The government is lying when it repeats incessantly that the existing motion requires a complete military withdrawal from Afstan.
Mark
Ottawa
Gayle says:
Harper is not bound by any motion on the deployment of our troops. The power to decide where they go and what they do is his. Even if that motion were binding, it only speaks to removing the troops from Kandahar, not from Afghanistan.
True.
The only reason for the motion in the first place was because Harper is not comfortable standing alone. He does not want to be accountable for his decisions, so he wanted to ensure the liberals wear that decision too.
False. Now you’re trying to say that Prime Minister Stephen Harper is a weak, spineless leader unwilling to make his own decision and stand by it? Really?
I suppose it also never occurred to you that the Liberals just knew it was the right thing to do? Unlike the cowardly NDP, who would plunge everyone in Afghanistan back into CIVIL WAR, killing tens of thousands (if not more), and condemning all the women back to slavery?
Oh yeah, you’ve really got the moral high ground here, Gayle. Well done.
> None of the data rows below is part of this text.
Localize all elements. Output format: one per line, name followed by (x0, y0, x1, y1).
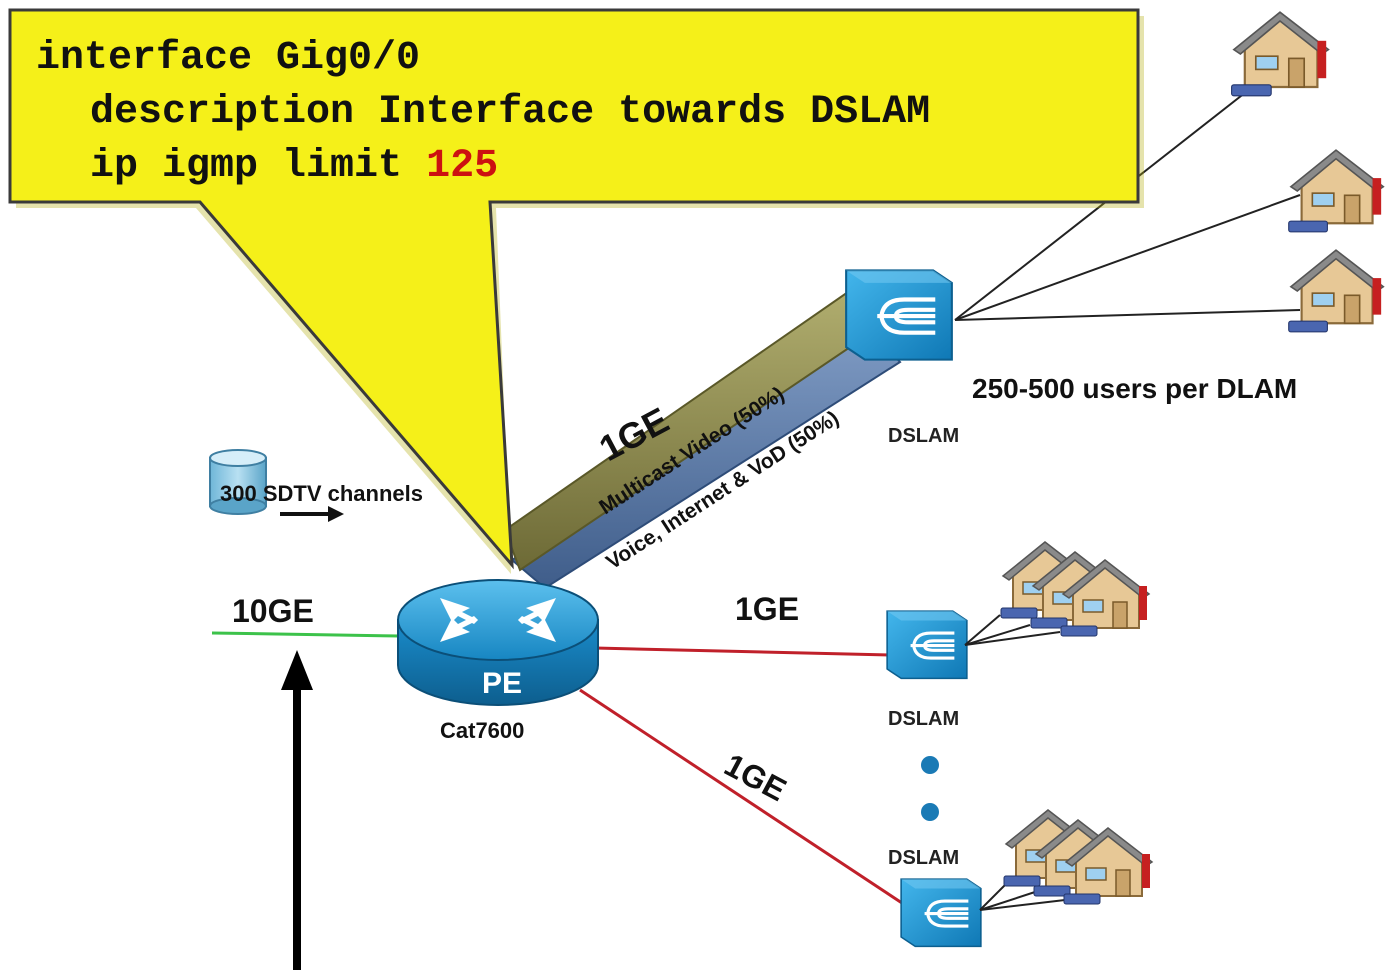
router-name: PE (482, 667, 522, 700)
router-model: Cat7600 (440, 718, 524, 743)
dslam-middle: DSLAM (885, 609, 969, 730)
callout-balloon (8, 8, 1140, 570)
bottom-houses (979, 809, 1153, 911)
channels-label: 300 SDTV channels (220, 481, 423, 506)
right-arrow-icon (280, 506, 344, 522)
more-dslams-dots (921, 756, 939, 821)
dslam-bottom-label: DSLAM (888, 847, 959, 869)
up-arrow-icon (281, 650, 313, 970)
top-houses (1230, 11, 1385, 333)
pe-router: PE Cat7600 (397, 579, 599, 743)
callout-line-2: description Interface towards DSLAM (90, 90, 930, 135)
uplink: 10GE (211, 593, 401, 970)
middle-houses (964, 541, 1150, 646)
house-icon (1287, 249, 1385, 333)
dslam-top-label: DSLAM (888, 425, 959, 447)
dslam-icon (846, 270, 952, 359)
middle-link (594, 646, 891, 657)
top-link-bundle: Multicast Video (50%) Voice, Internet & … (503, 290, 902, 590)
house-icon (1287, 149, 1385, 233)
igmp-limit-value: 125 (426, 144, 498, 189)
lower-links: 1GE 1GE (579, 591, 906, 907)
config-callout: interface Gig0/0 description Interface t… (8, 8, 1144, 574)
callout-line-3-prefix: ip igmp limit (90, 144, 426, 189)
uplink-line (211, 631, 401, 638)
dslam-bottom: DSLAM (888, 847, 983, 949)
callout-line-3: ip igmp limit 125 (90, 144, 498, 189)
bottom-link (579, 688, 906, 907)
uplink-speed: 10GE (232, 593, 314, 629)
channel-source: 300 SDTV channels (209, 449, 423, 522)
dslam-icon (885, 609, 969, 681)
middle-link-speed: 1GE (735, 591, 799, 627)
callout-line-1: interface Gig0/0 (36, 36, 420, 81)
data-pipe (510, 328, 902, 590)
database-icon (209, 449, 267, 515)
dslam-top: DSLAM (846, 270, 959, 447)
router-arrows-icon (440, 598, 556, 642)
house-icon (1230, 11, 1330, 97)
dslam-icon (899, 877, 983, 949)
bottom-link-speed: 1GE (719, 746, 792, 808)
dslam-middle-label: DSLAM (888, 708, 959, 730)
users-per-dslam-note: 250-500 users per DLAM (972, 373, 1297, 404)
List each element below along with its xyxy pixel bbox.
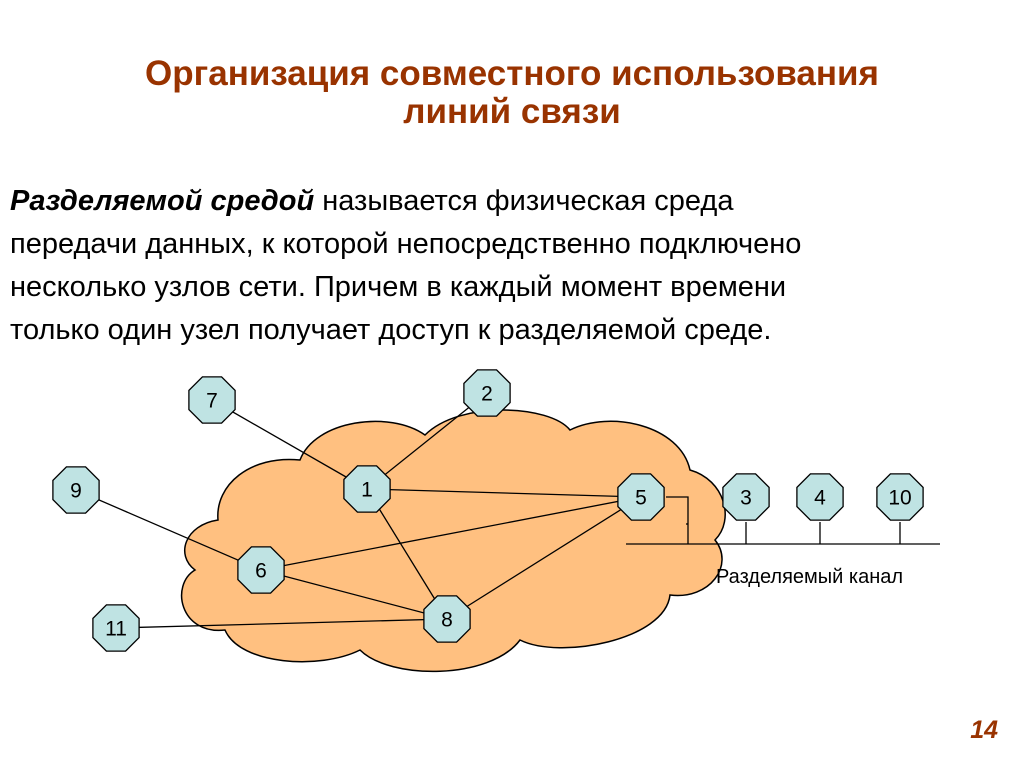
link-11-8 — [115, 618, 448, 629]
network-node-2: 2 — [463, 369, 511, 417]
node-shape-5 — [617, 473, 665, 521]
shared-channel — [626, 496, 940, 545]
links-layer — [75, 392, 642, 629]
link-6-8 — [260, 569, 448, 620]
node-shape-10 — [876, 473, 924, 521]
node-label-4: 4 — [814, 487, 826, 510]
node-shape-11 — [92, 604, 140, 652]
network-node-4: 4 — [796, 473, 844, 521]
paragraph-line-1-rest: называется физическая среда — [314, 185, 734, 217]
network-node-11: 11 — [92, 604, 140, 652]
page-number: 14 — [970, 716, 998, 744]
node-label-5: 5 — [635, 487, 647, 510]
node-shape-1 — [343, 465, 391, 513]
network-node-9: 9 — [52, 466, 100, 514]
node-shape-8 — [423, 595, 471, 643]
network-node-8: 8 — [423, 595, 471, 643]
node-label-9: 9 — [70, 480, 82, 503]
paragraph-line-4: только один узел получает доступ к разде… — [10, 314, 772, 346]
defined-term: Разделяемой средой — [10, 185, 315, 217]
node-label-10: 10 — [888, 487, 911, 510]
link-1-5 — [366, 488, 642, 498]
paragraph-line-2: передачи данных, к которой непосредствен… — [10, 228, 802, 260]
paragraph-line-3: несколько узлов сети. Причем в каждый мо… — [10, 271, 787, 303]
link-9-6 — [75, 489, 262, 571]
node-label-2: 2 — [481, 383, 493, 406]
node-label-6: 6 — [255, 560, 267, 583]
node-label-7: 7 — [206, 390, 218, 413]
node-label-1: 1 — [361, 479, 373, 502]
channel-tap-5 — [666, 496, 689, 544]
network-node-5: 5 — [617, 473, 665, 521]
link-1-8 — [366, 488, 448, 620]
link-6-5 — [260, 496, 642, 571]
node-shape-6 — [237, 546, 285, 594]
definition-paragraph: Разделяемой средой называется физическая… — [10, 180, 1010, 352]
network-node-3: 3 — [722, 473, 770, 521]
node-shape-3 — [722, 473, 770, 521]
node-shape-7 — [188, 376, 236, 424]
shared-channel-label: Разделяемый канал — [716, 566, 903, 588]
link-2-1 — [366, 392, 488, 490]
node-shape-4 — [796, 473, 844, 521]
nodes-layer: 7 2 9 1 5 3 4 10 6 11 8 — [52, 369, 924, 652]
node-shape-2 — [463, 369, 511, 417]
network-node-1: 1 — [343, 465, 391, 513]
paragraph-line-1: Разделяемой средой называется физическая… — [10, 180, 1010, 223]
node-label-11: 11 — [105, 618, 127, 641]
node-shape-9 — [52, 466, 100, 514]
title-line-2: линий связи — [403, 92, 621, 131]
link-7-1 — [211, 399, 368, 490]
network-node-7: 7 — [188, 376, 236, 424]
shared-medium-cloud — [180, 409, 726, 673]
slide-title: Организация совместного использования ли… — [0, 55, 1024, 131]
node-label-8: 8 — [441, 609, 453, 632]
link-5-8 — [446, 496, 642, 620]
title-line-1: Организация совместного использования — [145, 54, 879, 93]
network-node-6: 6 — [237, 546, 285, 594]
network-node-10: 10 — [876, 473, 924, 521]
node-label-3: 3 — [740, 487, 752, 510]
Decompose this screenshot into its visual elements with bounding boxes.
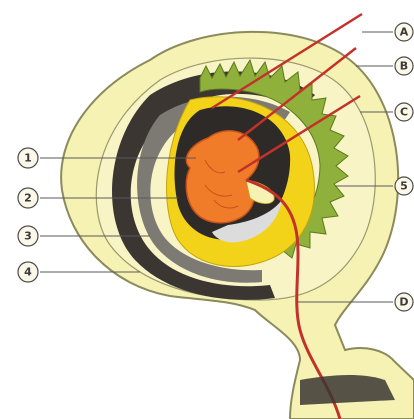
svg-text:5: 5 [400, 180, 408, 193]
marker-A: A [395, 23, 413, 41]
marker-4: 4 [18, 262, 38, 282]
svg-text:2: 2 [24, 192, 32, 205]
embryo [186, 131, 259, 223]
marker-3: 3 [18, 226, 38, 246]
marker-5: 5 [395, 177, 413, 195]
svg-text:1: 1 [24, 152, 32, 165]
marker-C: C [395, 103, 413, 121]
svg-text:D: D [399, 296, 408, 309]
neck-shadow [300, 375, 395, 405]
svg-text:B: B [400, 60, 408, 73]
svg-text:4: 4 [24, 266, 32, 279]
marker-D: D [395, 293, 413, 311]
marker-1: 1 [18, 148, 38, 168]
marker-2: 2 [18, 188, 38, 208]
svg-text:3: 3 [24, 230, 32, 243]
svg-text:C: C [400, 106, 408, 119]
svg-text:A: A [400, 26, 409, 39]
marker-B: B [395, 57, 413, 75]
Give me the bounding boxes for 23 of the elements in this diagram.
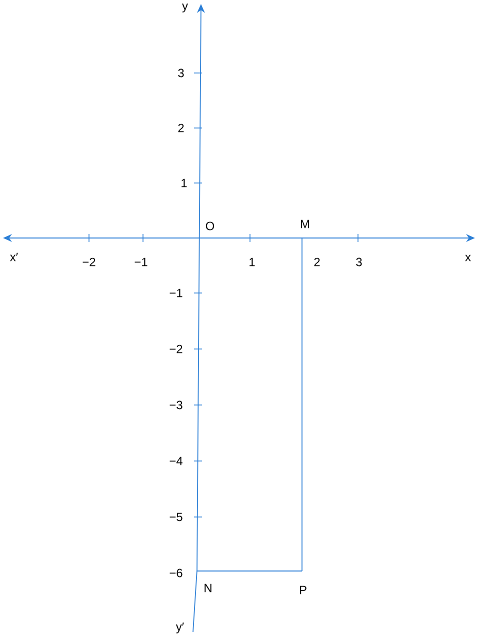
rectangle-side (196, 570, 302, 572)
tick-label: −1 (170, 288, 182, 298)
point-label: P (300, 586, 306, 594)
axis-label: x′ (10, 252, 18, 262)
tick-label: −6 (170, 568, 182, 578)
point-label: M (301, 220, 309, 228)
axis-label: x (465, 254, 471, 262)
tick-label: 2 (314, 258, 320, 266)
axis-label: y (182, 4, 188, 12)
tick-label: −2 (170, 344, 182, 354)
point-label: N (204, 584, 212, 592)
tick-label: −4 (170, 456, 182, 466)
tick-label: 1 (182, 178, 187, 188)
tick-label: 2 (178, 124, 184, 132)
tick-label: −2 (82, 258, 96, 266)
point-label: O (206, 222, 214, 230)
tick-label: 3 (178, 68, 184, 78)
tick-label: 1 (250, 258, 255, 266)
tick-label: −5 (170, 512, 182, 522)
axis-label: y′ (176, 622, 184, 634)
tick-label: 3 (356, 258, 362, 266)
tick-label: −3 (170, 400, 182, 410)
tick-label: −1 (134, 258, 148, 266)
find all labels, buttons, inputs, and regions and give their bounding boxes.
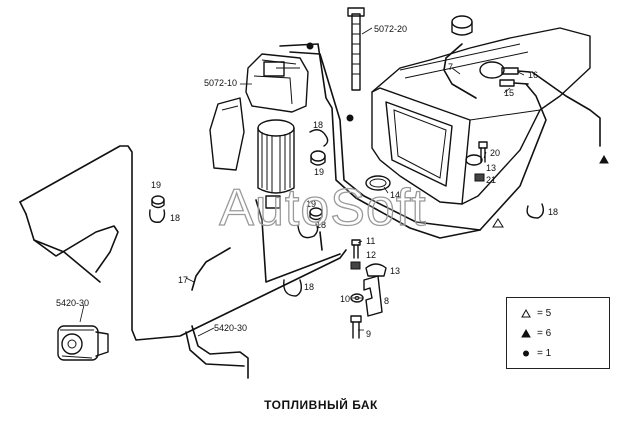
label-7: 7 xyxy=(448,62,453,72)
label-5420-30-left: 5420-30 xyxy=(56,298,89,308)
label-18-mid: 18 xyxy=(316,220,326,230)
label-17: 17 xyxy=(178,275,188,285)
nut-12 xyxy=(350,261,361,270)
filter-cartridge xyxy=(257,119,295,209)
legend-row-open-triangle: = 5 xyxy=(521,306,551,320)
diagram-title: ТОПЛИВНЫЙ БАК xyxy=(264,398,378,412)
fuel-level-sender xyxy=(347,7,365,91)
legend-text-filled-triangle: = 6 xyxy=(537,327,552,339)
label-13-mid: 13 xyxy=(390,266,400,276)
label-15: 15 xyxy=(504,88,514,98)
marker-open-triangle xyxy=(492,218,504,228)
hose-clip-18-mid xyxy=(297,223,319,239)
strap-13-right xyxy=(465,154,483,166)
label-10: 10 xyxy=(340,294,350,304)
label-5420-30-mid: 5420-30 xyxy=(214,323,247,333)
open-triangle-icon xyxy=(521,308,531,317)
marker-filled-triangle xyxy=(599,154,609,164)
label-14: 14 xyxy=(390,190,400,200)
legend-row-filled-triangle: = 6 xyxy=(521,326,551,340)
sleeve-19-left xyxy=(151,195,165,209)
bolt-11 xyxy=(351,239,361,259)
hose-clip-18-low xyxy=(283,279,303,297)
label-5072-10: 5072-10 xyxy=(204,78,237,88)
label-18-right: 18 xyxy=(548,207,558,217)
label-8: 8 xyxy=(384,296,389,306)
label-11: 11 xyxy=(366,236,375,246)
fuel-lines xyxy=(19,43,601,379)
nut-21 xyxy=(474,173,485,182)
strap-14 xyxy=(365,175,391,191)
legend-text-open-triangle: = 5 xyxy=(537,307,552,319)
hose-clip-18-right xyxy=(526,203,545,219)
breather-line xyxy=(443,43,477,99)
label-18-low: 18 xyxy=(304,282,314,292)
label-18-left: 18 xyxy=(170,213,180,223)
hose-clip-18-top xyxy=(309,129,329,147)
tank-fittings xyxy=(479,61,531,87)
filter-head-5072-10 xyxy=(245,53,309,113)
filled-triangle-icon xyxy=(521,328,531,337)
label-19-left: 19 xyxy=(151,180,161,190)
sleeve-19-mid xyxy=(309,207,323,221)
bracket-8 xyxy=(363,275,383,317)
label-18-top: 18 xyxy=(313,120,323,130)
label-16: 16 xyxy=(528,70,538,80)
damper-13 xyxy=(365,263,387,277)
sleeve-19-top xyxy=(310,150,326,166)
label-9: 9 xyxy=(366,329,371,339)
label-21: 21 xyxy=(486,175,496,185)
legend-row-filled-circle: = 1 xyxy=(521,346,551,360)
fuel-pump-5420-30 xyxy=(57,325,109,361)
filler-cap xyxy=(451,15,473,36)
legend-text-filled-circle: = 1 xyxy=(537,347,552,359)
leader-lines xyxy=(79,27,525,337)
label-12: 12 xyxy=(366,250,376,260)
label-20: 20 xyxy=(490,148,500,158)
bolt-9 xyxy=(350,315,362,339)
filled-circle-icon xyxy=(523,350,529,356)
filter-shield xyxy=(209,97,245,171)
label-5072-20: 5072-20 xyxy=(374,24,407,34)
legend-box: = 5 = 6 = 1 xyxy=(506,297,610,369)
hose-clip-18-left xyxy=(149,209,166,223)
callout-labels: 5072-20 5072-10 7 16 15 20 13 21 14 18 1… xyxy=(56,24,558,339)
marker-dot-2 xyxy=(346,114,354,122)
label-19-mid: 19 xyxy=(306,199,316,209)
label-13-right: 13 xyxy=(486,163,496,173)
marker-dot-1 xyxy=(306,42,314,50)
label-19-top: 19 xyxy=(314,167,324,177)
fuel-tank xyxy=(371,27,591,205)
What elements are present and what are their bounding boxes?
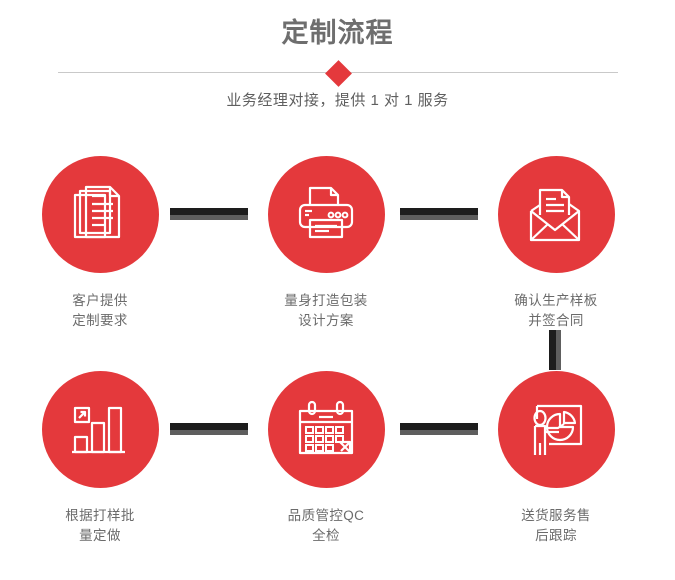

I am not trying to say anything. I AM saying that Harper knew the Afghan mission was contentious, and he wanted to take it off the table as an election issue. The best way to do that was to put it to a vote, so if things went sideways he could point to the LPC and say “they did it too”.
If you have been paying attention, you know that Harper often points to the LPC and says “they did it first”, as do many of his supporters.
Contrast that to the liberals under Chretien, where the Prime Minister made a decision, acted on it, and accepted all responsibility for it.